EMS responses for pediatric patients represent thirteen percent of total the EMS runs in the United States, but because call volume is highly variable across regions and across agencies, nearly 40% of all EMS agencies in the United States see fewer than thirteen pediatric patients per year on average.1,2 With EMS providers having limited pediatric focused education and infrequent encounters with children, particularly with the critically ill, there are gaps in patient care, patient safety, and clinical outcomes.3,4

PECC in EMS.png

To help address these gaps, the Institute of Medicine (IOM) released Emergency Care for Children: Growing Pains which specifically recommends that EMS agencies designate a pediatric emergency coordinator (PECC) to ensure that training and guidelines are available to field providers to maintain competence in the emergent care of children.5 This role is now commonly referred to as a PECC. The report suggests the individual(s) filling this role would serve as a resource to provide oversight to the care of children, to promote the integration of pediatric components into daily service delivery, as well as local and regional disaster planning, and to promote pediatric education throughout their EMS agency.5

Acting on the recommendations from that report, the Health Resources and Services Administration’s (HRSA) Emergency Medical Services for Children (EMSC) program has set as a performance measure for the EMSC State Partnership Program that 90% of all EMS agencies have a PECC by 2026. Based on responses from the 2017-2018 EMSC Program Survey, only 22.9% of EMS agencies currently have a PECC.

PECCLC.png

As such, the EMSC program is currently engaged in a national quality improvement collaborative designed to increase the number of prehospital PECCs across 9 states allowing new strategies for identifying, expanding the number of and training prehospital PECCs to be discovered.
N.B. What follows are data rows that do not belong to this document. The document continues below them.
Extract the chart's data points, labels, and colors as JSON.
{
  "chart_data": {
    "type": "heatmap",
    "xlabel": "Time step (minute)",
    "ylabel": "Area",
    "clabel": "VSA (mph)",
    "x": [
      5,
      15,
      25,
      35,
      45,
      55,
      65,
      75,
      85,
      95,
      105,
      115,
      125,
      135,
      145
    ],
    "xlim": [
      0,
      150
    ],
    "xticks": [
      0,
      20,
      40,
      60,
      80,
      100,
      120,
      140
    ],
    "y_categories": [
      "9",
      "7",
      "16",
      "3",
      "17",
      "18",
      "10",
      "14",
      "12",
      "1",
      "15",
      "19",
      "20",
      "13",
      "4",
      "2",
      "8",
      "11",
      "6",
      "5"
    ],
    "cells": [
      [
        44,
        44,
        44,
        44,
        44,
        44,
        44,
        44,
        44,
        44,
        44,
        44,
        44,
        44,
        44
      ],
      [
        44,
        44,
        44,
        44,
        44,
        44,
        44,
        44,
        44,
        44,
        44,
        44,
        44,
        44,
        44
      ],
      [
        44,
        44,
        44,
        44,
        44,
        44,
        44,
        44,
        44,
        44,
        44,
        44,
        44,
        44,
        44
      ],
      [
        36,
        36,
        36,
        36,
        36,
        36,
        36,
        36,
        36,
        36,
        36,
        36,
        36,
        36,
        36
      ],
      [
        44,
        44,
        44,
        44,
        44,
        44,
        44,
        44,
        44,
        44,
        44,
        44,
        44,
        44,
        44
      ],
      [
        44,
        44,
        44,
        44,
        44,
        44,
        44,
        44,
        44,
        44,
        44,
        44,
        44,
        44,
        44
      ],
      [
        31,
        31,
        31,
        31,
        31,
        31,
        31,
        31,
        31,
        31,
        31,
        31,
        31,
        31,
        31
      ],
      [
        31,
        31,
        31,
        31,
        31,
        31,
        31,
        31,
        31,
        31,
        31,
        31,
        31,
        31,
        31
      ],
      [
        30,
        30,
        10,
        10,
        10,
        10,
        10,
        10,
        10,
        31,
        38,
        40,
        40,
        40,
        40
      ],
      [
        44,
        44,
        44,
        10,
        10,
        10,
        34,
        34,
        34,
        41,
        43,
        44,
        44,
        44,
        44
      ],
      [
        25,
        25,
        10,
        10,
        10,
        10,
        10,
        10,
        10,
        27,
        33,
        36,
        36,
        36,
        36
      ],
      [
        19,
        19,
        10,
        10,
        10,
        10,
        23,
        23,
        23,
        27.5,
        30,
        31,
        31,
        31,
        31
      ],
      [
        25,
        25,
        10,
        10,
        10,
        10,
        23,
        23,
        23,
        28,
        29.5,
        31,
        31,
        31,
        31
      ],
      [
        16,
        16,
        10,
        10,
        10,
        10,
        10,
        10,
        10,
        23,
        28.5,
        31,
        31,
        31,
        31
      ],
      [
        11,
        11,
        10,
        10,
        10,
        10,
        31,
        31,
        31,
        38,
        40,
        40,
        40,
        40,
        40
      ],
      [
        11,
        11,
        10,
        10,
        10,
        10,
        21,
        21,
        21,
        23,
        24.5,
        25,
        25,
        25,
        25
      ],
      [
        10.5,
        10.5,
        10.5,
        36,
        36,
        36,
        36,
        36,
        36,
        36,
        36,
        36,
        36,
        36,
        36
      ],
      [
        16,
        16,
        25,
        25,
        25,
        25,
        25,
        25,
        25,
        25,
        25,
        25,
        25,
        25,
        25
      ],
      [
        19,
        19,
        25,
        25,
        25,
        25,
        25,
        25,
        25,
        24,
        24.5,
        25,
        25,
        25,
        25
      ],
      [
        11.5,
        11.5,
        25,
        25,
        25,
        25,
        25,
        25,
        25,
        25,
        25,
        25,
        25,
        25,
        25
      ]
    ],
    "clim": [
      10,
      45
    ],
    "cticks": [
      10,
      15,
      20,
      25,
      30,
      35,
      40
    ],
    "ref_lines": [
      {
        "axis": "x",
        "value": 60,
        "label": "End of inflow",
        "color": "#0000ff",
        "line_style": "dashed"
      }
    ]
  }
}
Resources developed from this collaborative will be made available nationally. The materials developed will assist other states and territories understand how best to help EMS agencies adopt these interventions according to their needs. For more information, click here.


References

  1. Shah MN, Cushman JT, Davis CO, Bazarian JJ, Auinger P, Friedman B. The epidemiology of emergency medical services use by children: an analysis of the National Hospital Ambulatory Medical Care Survey. Prehosp Emerg Care. 2008; 12(3):269-76.
  2. EMSC Innovation and Improvement Center (EIIC). NEDARC Data Collection Results for Performance Measures 02 and 03. EMSC Meeting Austin, Texas 2018. Available at: https://emscimprovement.center/categories/measurement/. Accessed 8.30.2018.
  3. Ngo TL, Belli K, Shah M. EMSC Program Manager Survey on Education of Prehospital Providers. Prehospital Emergency Care. 2014; 18(3):424-8.
  4. Remick K, Gross T, Adelgais K, Shah MI, Leonard JC, Gausche-Hill M. Resource document: Coordination of pediatric emergency care in EMS systems. Prehosp Emerg Care. 2017; 21(3):399-407.